Изголодавшийся по творческой работе, я часто выступал перед микрофоном. Моё имя замелькало в эфире и печати. Однажды сентябрьским днём в комнатку нашей редакции зашла женщина с обветренным лицом, светлыми волосами с прядями седины, в старой полинявшей кофте. Поздоровалась и молчит. Смотрю на неё и ничего знакомого не вижу.

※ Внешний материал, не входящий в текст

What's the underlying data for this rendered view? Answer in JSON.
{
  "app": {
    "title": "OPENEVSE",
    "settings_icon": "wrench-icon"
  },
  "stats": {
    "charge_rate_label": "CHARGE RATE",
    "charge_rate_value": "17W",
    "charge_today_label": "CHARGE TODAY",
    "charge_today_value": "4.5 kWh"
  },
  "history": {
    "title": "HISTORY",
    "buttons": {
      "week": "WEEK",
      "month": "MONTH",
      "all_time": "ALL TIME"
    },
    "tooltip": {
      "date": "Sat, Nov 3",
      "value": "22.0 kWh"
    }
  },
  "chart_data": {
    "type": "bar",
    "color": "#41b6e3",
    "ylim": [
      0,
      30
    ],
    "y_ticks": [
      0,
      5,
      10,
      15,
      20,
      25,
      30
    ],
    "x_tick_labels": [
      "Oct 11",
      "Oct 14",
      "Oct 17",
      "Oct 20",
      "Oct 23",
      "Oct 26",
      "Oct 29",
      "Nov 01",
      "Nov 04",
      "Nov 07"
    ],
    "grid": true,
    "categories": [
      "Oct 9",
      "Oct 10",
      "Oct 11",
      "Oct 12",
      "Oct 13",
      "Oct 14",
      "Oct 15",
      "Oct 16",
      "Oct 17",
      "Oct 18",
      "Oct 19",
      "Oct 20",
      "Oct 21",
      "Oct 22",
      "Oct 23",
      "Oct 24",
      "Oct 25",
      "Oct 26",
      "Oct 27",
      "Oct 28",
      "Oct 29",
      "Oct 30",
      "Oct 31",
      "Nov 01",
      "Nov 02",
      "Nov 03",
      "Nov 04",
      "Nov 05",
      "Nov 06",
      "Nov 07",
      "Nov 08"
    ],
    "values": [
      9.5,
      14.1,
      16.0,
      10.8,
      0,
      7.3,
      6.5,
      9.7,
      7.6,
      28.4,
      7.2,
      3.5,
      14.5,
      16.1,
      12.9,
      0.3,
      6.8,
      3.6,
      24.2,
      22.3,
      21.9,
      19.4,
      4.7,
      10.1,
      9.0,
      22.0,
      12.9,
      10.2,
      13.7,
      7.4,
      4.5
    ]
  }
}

--Серёжа, неужели не узнаёте?

Молчу и только развожу руками.

--Я Вера Шашалевич.

--Божачка, откуда? -- я схватил её шершавую, в мелких морщинках руку, усадил, начал расспрашивать. Она рассказала, что до войны изредка приходили от Василя письма то из Владивостока, то из Томской, то из Горьковской областей. А после войны куда ни стучалась, ничего добиться не смогла. Только теперь сообщили, что посмертно реабилитирован. А когда, отчего умер и где похоронен неизвестно. Что бы как то прокормиться и сберечь единственную утеху и надежду – сына, уехала из города в деревню Волма Дзержинского района. Сына вырастила. Теперь Генрих служит в армии. Сентябрь – самая горячая в колхозе пора и она еле выпросилась у председателя на один день в Минск отыскать меня и что-нибудь узнать про Василя.

У меня заколотилось сердце и я сдержался, что бы не рассказать страшную правду и не добивать эту несчастную страдалицу. Она спросила, может я что нибудь знаю. Я только покачал головой.

Ей кто то рассказал, что за реабилитированных в Союзе писателей дают какие то деньги, а у неё на зиму – ни обуть, ни одеть. Куда идти она не знает, вот и пришла ко мне.

Я продиктовал ей текст заявления в Литфонд и повёл по улице Энгельса в Союз писателей. Директор Литфонда Фаня Ефимовна Алер написала резолюцию – выплатить компенсацию по реабилитации в сумме 6000рублей (послереформенные – 600). Но в кассе не нашлось такой суммы. Пообещали выплатить через два дня. Вера сказала, что больше её не отпустят. Ей предложили оставить адрес и обещали сразу же переслать деньги почтой.